【完】さつきあめ〜2nd〜
そうじゃない。
心の中で何度も叫んでも、声にならない言葉。
伝えたい言葉が声にならないから、朝日の話をずっと聞いていた。
もう1ヵ月も経つのか。
光のお店はオープンしたのだろうか。THREEは?七色グループは一体どうなっているのだろうか。
この数日ずっと考えないようにしていた事が頭をめぐる。

「好きな物を、無理やり奪う事ばかり考えて生きてきた…。
けど今のお前を見ていると…俺は…
この1ヵ月ここから出て行こうと思えば出ていけたはずだ…どうしてだ…」

朝日、それは…
それはね、どうしても言いたくて、どうしても言葉に出来ない。
だからこんなにも朝日は苦しんでいる。
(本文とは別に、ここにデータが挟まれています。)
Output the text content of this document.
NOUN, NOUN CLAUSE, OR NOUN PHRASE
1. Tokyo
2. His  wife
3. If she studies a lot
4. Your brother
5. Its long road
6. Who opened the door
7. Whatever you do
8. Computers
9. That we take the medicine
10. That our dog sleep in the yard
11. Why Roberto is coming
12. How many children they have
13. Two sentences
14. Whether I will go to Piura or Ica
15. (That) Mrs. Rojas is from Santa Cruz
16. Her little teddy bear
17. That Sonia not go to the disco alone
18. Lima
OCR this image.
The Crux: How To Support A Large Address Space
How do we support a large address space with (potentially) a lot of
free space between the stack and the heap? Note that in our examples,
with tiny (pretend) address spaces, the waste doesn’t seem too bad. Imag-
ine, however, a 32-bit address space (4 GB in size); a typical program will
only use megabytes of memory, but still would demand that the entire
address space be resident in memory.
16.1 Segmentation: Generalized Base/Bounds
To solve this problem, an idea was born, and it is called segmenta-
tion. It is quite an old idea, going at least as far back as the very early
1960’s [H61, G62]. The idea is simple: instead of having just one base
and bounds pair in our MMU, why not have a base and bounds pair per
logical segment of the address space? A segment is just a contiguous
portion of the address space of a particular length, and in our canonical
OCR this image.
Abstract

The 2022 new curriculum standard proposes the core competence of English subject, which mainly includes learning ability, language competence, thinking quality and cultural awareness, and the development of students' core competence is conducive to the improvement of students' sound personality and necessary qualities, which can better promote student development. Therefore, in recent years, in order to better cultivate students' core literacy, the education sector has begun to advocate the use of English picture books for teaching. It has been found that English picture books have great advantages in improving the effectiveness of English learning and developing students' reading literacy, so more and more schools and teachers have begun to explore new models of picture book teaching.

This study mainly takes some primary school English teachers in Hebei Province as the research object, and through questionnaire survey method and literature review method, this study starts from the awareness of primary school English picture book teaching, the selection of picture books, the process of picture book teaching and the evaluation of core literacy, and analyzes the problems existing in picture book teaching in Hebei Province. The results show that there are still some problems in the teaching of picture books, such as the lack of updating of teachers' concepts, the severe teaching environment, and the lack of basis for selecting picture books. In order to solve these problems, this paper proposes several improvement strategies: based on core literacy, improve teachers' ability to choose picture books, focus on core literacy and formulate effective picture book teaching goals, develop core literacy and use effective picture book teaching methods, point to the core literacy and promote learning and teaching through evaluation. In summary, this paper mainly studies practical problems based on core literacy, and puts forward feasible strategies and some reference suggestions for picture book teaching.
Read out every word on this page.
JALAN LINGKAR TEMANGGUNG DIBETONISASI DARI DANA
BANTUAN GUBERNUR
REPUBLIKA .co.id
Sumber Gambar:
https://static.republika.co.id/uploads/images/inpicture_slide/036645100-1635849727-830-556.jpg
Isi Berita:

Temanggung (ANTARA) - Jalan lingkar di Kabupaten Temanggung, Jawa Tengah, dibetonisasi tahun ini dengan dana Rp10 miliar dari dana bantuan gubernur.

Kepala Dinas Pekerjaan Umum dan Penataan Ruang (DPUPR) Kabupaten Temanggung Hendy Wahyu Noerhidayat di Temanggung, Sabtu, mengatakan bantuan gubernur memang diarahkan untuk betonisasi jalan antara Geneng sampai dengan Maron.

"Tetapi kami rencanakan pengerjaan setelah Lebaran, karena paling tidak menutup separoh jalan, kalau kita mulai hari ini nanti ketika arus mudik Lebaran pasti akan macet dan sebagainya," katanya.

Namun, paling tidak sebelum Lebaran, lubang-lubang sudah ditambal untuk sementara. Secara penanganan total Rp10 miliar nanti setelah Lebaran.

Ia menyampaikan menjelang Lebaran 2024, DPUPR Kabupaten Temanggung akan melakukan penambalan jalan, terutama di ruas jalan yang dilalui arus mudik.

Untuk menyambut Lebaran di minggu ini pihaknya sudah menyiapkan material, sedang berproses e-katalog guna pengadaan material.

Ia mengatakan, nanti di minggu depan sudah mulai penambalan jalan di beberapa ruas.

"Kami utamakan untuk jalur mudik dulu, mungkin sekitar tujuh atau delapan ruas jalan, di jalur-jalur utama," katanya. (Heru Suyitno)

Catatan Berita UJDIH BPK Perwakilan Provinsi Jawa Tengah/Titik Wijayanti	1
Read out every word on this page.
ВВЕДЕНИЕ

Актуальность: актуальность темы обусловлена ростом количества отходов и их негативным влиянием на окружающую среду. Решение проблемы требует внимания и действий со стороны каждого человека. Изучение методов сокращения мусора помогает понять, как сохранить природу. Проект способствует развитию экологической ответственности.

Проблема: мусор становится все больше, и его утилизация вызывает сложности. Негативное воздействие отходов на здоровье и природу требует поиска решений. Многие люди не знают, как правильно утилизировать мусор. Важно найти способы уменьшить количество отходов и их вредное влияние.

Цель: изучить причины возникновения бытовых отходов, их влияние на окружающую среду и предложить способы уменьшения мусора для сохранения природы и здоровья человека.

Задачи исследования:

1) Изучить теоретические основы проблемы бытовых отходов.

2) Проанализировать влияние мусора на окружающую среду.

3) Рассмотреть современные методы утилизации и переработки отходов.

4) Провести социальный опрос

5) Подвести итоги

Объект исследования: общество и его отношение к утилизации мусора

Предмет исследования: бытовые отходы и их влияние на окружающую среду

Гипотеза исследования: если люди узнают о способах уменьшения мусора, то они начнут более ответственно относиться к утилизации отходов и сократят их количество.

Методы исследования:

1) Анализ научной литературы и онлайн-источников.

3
今の朝日を苦しめているのはわたしそのものだ。

「俺は結局、さくらとお前を同じようにしか出来ないんだな…」

あの頃伝えたい事は沢山あった。
けれど、何ひとつ言葉に出来ず。

光から聞いた。
さくらさんが死んだ理由は、朝日じゃない。
さくらさんは朝日を愛していた。
けれどそのさくらさんの本当の想いを知らずに、朝日は後悔して生きている。
そんな後悔を、この人にもうさせたくないのに。
わたしの中の、朝日への憎しみが心の底から消えてくれないから、伝えられずにいた。

同じ時を生きてきた。光と同じように朝日との時間を積み重ねてきた日々の中で、わたしは自分の中に芽生えた気持ちを、今になっても朝日に伝えられずにいた。結果それが朝日をこんなに苦しめている。

この時わたしが朝日に自分の素直な気持ちを伝えられていたのなら。

「有明の店がオープンした」

「え?」

「さくら、お前はもう好きに生きていい」

「何で…」

だから何で、わたしを無理やり縛ろうとしたり、突き放したりしたり。